市場価格が語る楽観論とは裏腹に、ファンダメンタルズを重視するアナリストたちは厳しい警告を発している。
CFRAのアナリスト、キース・スナイダー氏は6月12日、異例となる「売り(Sell)」評価と、目標株価115ドルを発表。これはIPO価格135ドルを下回り、その後200ドルを超えた株価からは最大46%の下落を示唆するものだ。同氏は「過度に野心的な成長戦略、大きな資本集約度、そして過大評価されたバリュエーション期待」を懸念材料として挙げた。
モーニングスターのアナリスト、ニコラス・オーエンス氏はさらに踏み込み、IPO前に1株あたりの適正価格を63ドルとするリポートを発表。

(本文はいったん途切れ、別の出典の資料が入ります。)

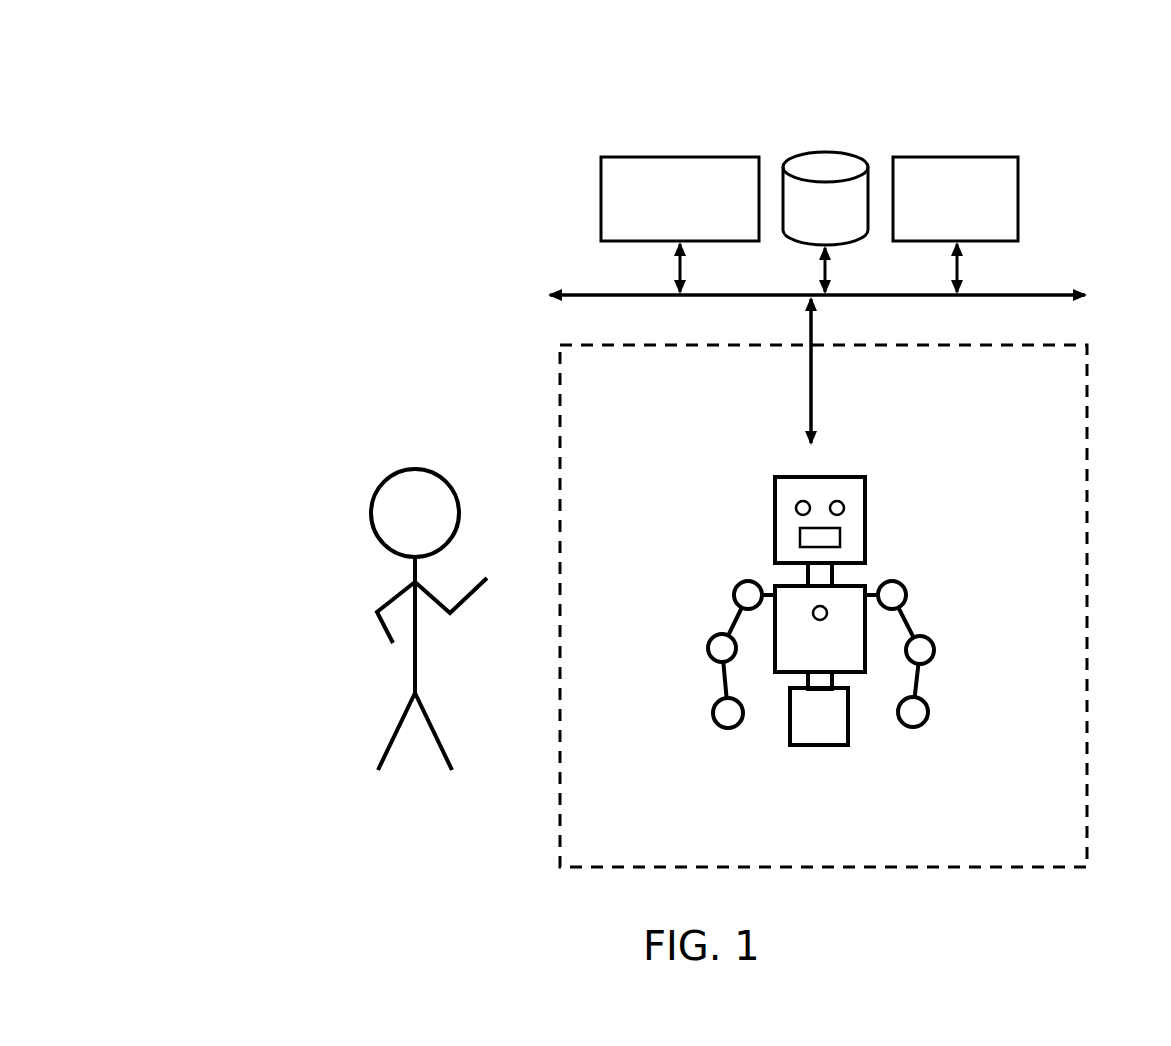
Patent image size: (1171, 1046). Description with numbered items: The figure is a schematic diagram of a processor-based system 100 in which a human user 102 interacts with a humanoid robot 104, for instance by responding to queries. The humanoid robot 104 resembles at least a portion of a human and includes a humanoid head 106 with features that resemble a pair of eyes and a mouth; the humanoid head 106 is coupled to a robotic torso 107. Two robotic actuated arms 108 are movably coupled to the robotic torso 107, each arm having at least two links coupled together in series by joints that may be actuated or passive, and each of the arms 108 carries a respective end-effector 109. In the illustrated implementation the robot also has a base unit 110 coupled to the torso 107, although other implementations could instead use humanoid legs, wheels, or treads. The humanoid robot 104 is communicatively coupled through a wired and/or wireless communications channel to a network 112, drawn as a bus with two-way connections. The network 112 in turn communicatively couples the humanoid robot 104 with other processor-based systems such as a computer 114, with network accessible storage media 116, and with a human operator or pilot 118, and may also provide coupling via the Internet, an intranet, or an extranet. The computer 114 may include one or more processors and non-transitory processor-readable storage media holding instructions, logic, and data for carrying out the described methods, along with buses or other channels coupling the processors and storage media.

モーニングスターはこの評価について「懐疑主義よりも数学の結果」と説明し、200ドルを超えた市場価格は「明らかな割高」と断じた。
3番手のニュー・ストリート・リサーチは165ドルとやや中立的な目標価格を示したが、それでも6月15日の取引水準を大きく下回っている。
弱気派の論点はシンプルだ。急騰を支えた薄い流通株は、相場の転換点においては下げを加速させるリスクを内包している。同じ量の売りが殺到すれば、上昇時と同じスピードで暴落する可能性がある。

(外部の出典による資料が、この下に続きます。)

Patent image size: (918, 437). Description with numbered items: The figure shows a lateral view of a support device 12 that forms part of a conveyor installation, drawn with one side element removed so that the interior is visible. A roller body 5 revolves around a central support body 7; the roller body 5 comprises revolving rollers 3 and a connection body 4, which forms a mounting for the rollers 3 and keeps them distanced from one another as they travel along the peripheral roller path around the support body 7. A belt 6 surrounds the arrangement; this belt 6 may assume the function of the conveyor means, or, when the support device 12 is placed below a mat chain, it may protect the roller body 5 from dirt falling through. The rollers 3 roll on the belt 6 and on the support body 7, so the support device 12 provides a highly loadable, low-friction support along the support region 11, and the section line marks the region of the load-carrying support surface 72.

SpaceXマニアの熱気が最も鮮明に表れたのは、日本市場かもしれない。日本の家計金融資産は約15兆ドルに上り、個人投資家は2018年のソフトバンクグループ上場以来、これほどの大型IPOに出会っていなかった。
需要と割り当ての差(6.2億ドルの需要に対し22億ドルの割り当て)は、いかに個人マネーが供給を上回っていたかを如実に示している。
SpaceXの上場は、宇宙開発という実体的な技術資産、熱狂的な個人追随者を持つ創業者、そして極度に薄い流通株という、稀な条件が揃ったことで定義づけられている。
強気派の根拠は、これまで投資家が長年支持してきたビジョン——打ち上げ事業、スターリンク、そしてAI事業が総合的に世界最大級の時価総額を正当化する——にある。一方、弱気派は、現在の株価が実現の不確実性と資本集約度の高さを無視した「完璧な未来」を織り込みすぎていると主張する。
投資家にとって最大の問いは、この希少性主導の急騰が「新たな基盤」なのか、それとも「一時的な歪み」なのかという点だ。複数のアナリストが警告するように、トレンドが反転した時、上昇を可能にした薄い流通株は、その下降を劇的なものにする可能性がある。